Normally, when making turkey soup, I don’t like to stray from the familiar – carrots, celery, onions, spices, egg noodles. But my husband suggested black bean and quinoa, two foods we’ve been cooking with relatively recently. I was skeptical, but we just went for it – and am I glad we did!
This soup was an all-day affair because we were making it from stock. We’d made roasted turkey a few weeks before, so I portioned the (large) carcass into two freezer bags. One half went into a traditional turkey soup, and the other half we used for this concoction. In the future, I might make the stock in advance, but cooking down (dried) black beans still requires a 2-3 hours.
To make stock, boil turkey carcass for a 2-3 hours with a few bay leaves (optional: add onion, carrot, celery etc for a bit more flavor). I usually eyeball the amount of water to use, but I’m guessing I used around 8 quarts. Some of this will boil off.
The night before, we started soaking dried black beans (1 bag = 1 lb.) in warm water. Also have a look through for pebbles and other undesirables.
After 2-3 hours, the stock should become fragrant with a good turkey flavor. At this point you can take out the turkey carcass and separate the meat and the bones; or you can wait, like I did, and get more flavor out of the turkey, but it also starts to fall apart, making the bone removal more difficult. I added the turkey meat and the drained-and-rinsed black beans to the stock. I also added 1 (or 1.5) diced onion and 7-8 cloves of garlic (crushed/minced).

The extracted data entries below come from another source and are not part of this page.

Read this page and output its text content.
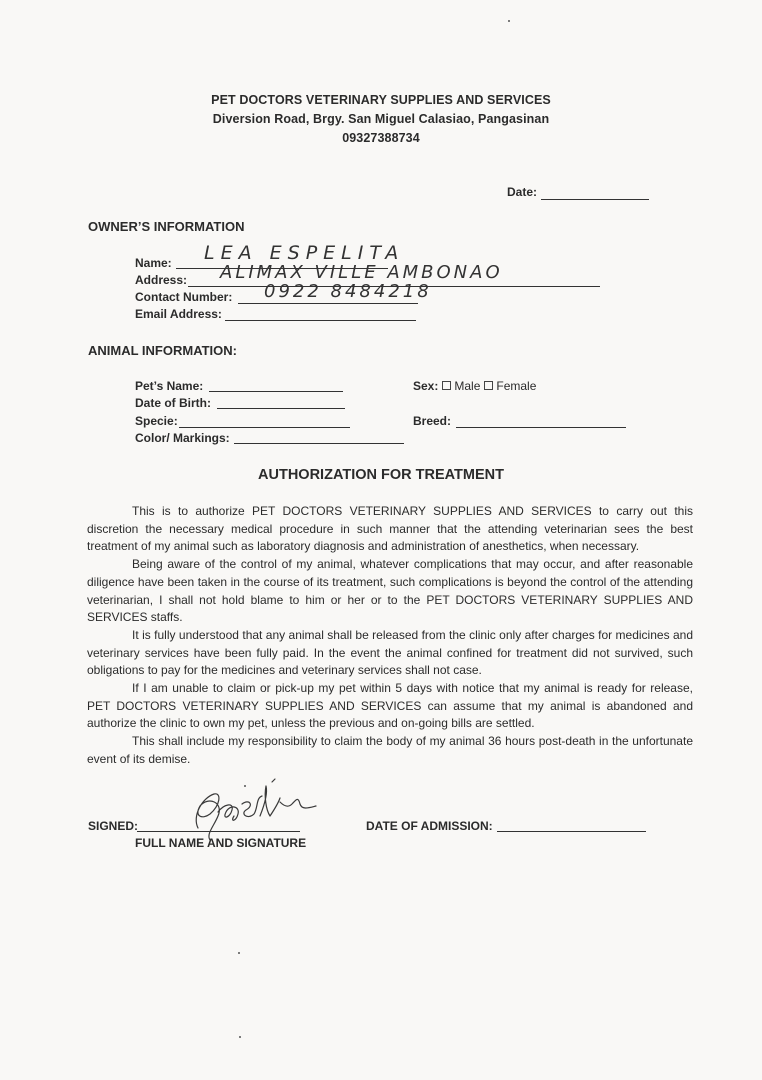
PET DOCTORS VETERINARY SUPPLIES AND SERVICES
Diversion Road, Brgy. San Miguel Calasiao, Pangasinan
09327388734
Date:
OWNER’S INFORMATION
Name: LEA ESPELITA
Address: ALIMAX VILLE AMBONAO
Contact Number: 0922 8484218
Email Address:
ANIMAL INFORMATION:
Pet’s Name:
Date of Birth:
Specie:
Color/ Markings:
Sex: Male Female
Breed:
AUTHORIZATION FOR TREATMENT

This is to authorize PET DOCTORS VETERINARY SUPPLIES AND SERVICES to carry out this discretion the necessary medical procedure in such manner that the attending veterinarian sees the best treatment of my animal such as laboratory diagnosis and administration of anesthetics, when necessary.

Being aware of the control of my animal, whatever complications that may occur, and after reasonable diligence have been taken in the course of its treatment, such complications is beyond the control of the attending veterinarian, I shall not hold blame to him or her or to the PET DOCTORS VETERINARY SUPPLIES AND SERVICES staffs.

It is fully understood that any animal shall be released from the clinic only after charges for medicines and veterinary services have been fully paid. In the event the animal confined for treatment did not survived, such obligations to pay for the medicines and veterinary services shall not case.

If I am unable to claim or pick-up my pet within 5 days with notice that my animal is ready for release, PET DOCTORS VETERINARY SUPPLIES AND SERVICES can assume that my animal is abandoned and authorize the clinic to own my pet, unless the previous and on-going bills are settled.

This shall include my responsibility to claim the body of my animal 36 hours post-death in the unfortunate event of its demise.

SIGNED:
FULL NAME AND SIGNATURE
DATE OF ADMISSION:
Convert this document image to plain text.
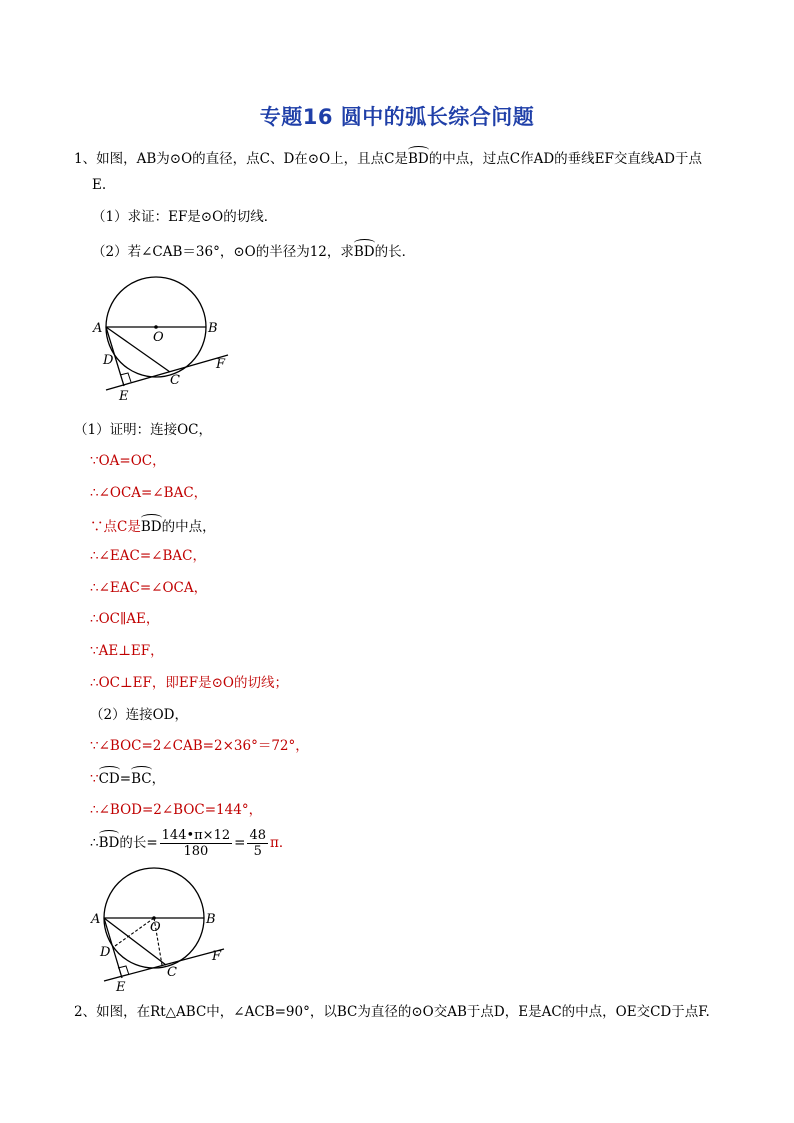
专题16 圆中的弧长综合问题
1、如图，AB为⊙O的直径，点C、D在⊙O上，且点C是BD的中点，过点C作AD的垂线EF交直线AD于点
E.
（1）求证：EF是⊙O的切线．
（2）若∠CAB＝36°，⊙O的半径为12，求BD的长．
A	B
O
D
C
E
F
（1）证明：连接OC，
∵OA=OC，
∴∠OCA=∠BAC，
∵点C是BD的中点，
∴∠EAC=∠BAC，
∴∠EAC=∠OCA，
∴OC∥AE，
∵AE⊥EF，
∴OC⊥EF，即EF是⊙O的切线；
（2）连接OD，
∵∠BOC=2∠CAB=2×36°＝72°，
∵CD=BC，
∴∠BOD=2∠BOC=144°，
∴BD的长= $\frac{144•\pi\times 12}{180} = \frac{48}{5}$ π．
A	B
O
D
C
E
F
2、如图，在Rt△ABC中，∠ACB=90°，以BC为直径的⊙O交AB于点D，E是AC的中点，OE交CD于点F.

I kept this simmering for another 2 hours or so, and though I was a bit worried about the flavor since this was an experiment, I decided not to play with spices and herbs until the beans started falling apart, in case the herbs became bitter. Once the beans started falling apart, I added paprika, cumin, chili powder, salt, and pepper. It still lacked something to tie it together, so I added a can of tomato paste for that slightly acidic but well-rounded tomato flavor.
Finally, once the beans were thick and soft, I added 1.5-2 cups of quinoa and let this cook for 20 minutes. At this point, I turned off the heat to make sure the quinoa didn’t overcook. I had plenty of liquid, so my goal was to boil it off before adding the quinoa, but if you haven’t cooked with black beans much, keep an eye on the water level and add more if necessary. Keep stirring because black beans go from watery-to-thick very quickly, and it can stick to the pot and be a pain to clean. Also, quinoa cooks like rice, taking about the same amount of time and proportion of liquid.
And the soup? Honestly, delightful.
It was hearty and thick with a meaty flavor. The quinoa added a gorgeous nutty texture, so much more elegant than the mushy comfort of noodles or rice. Black beans and quinoa are both wonderfully healthy. And I topped my bowl off with chopped parsley, green onion, and a dollop of homemade ricotta.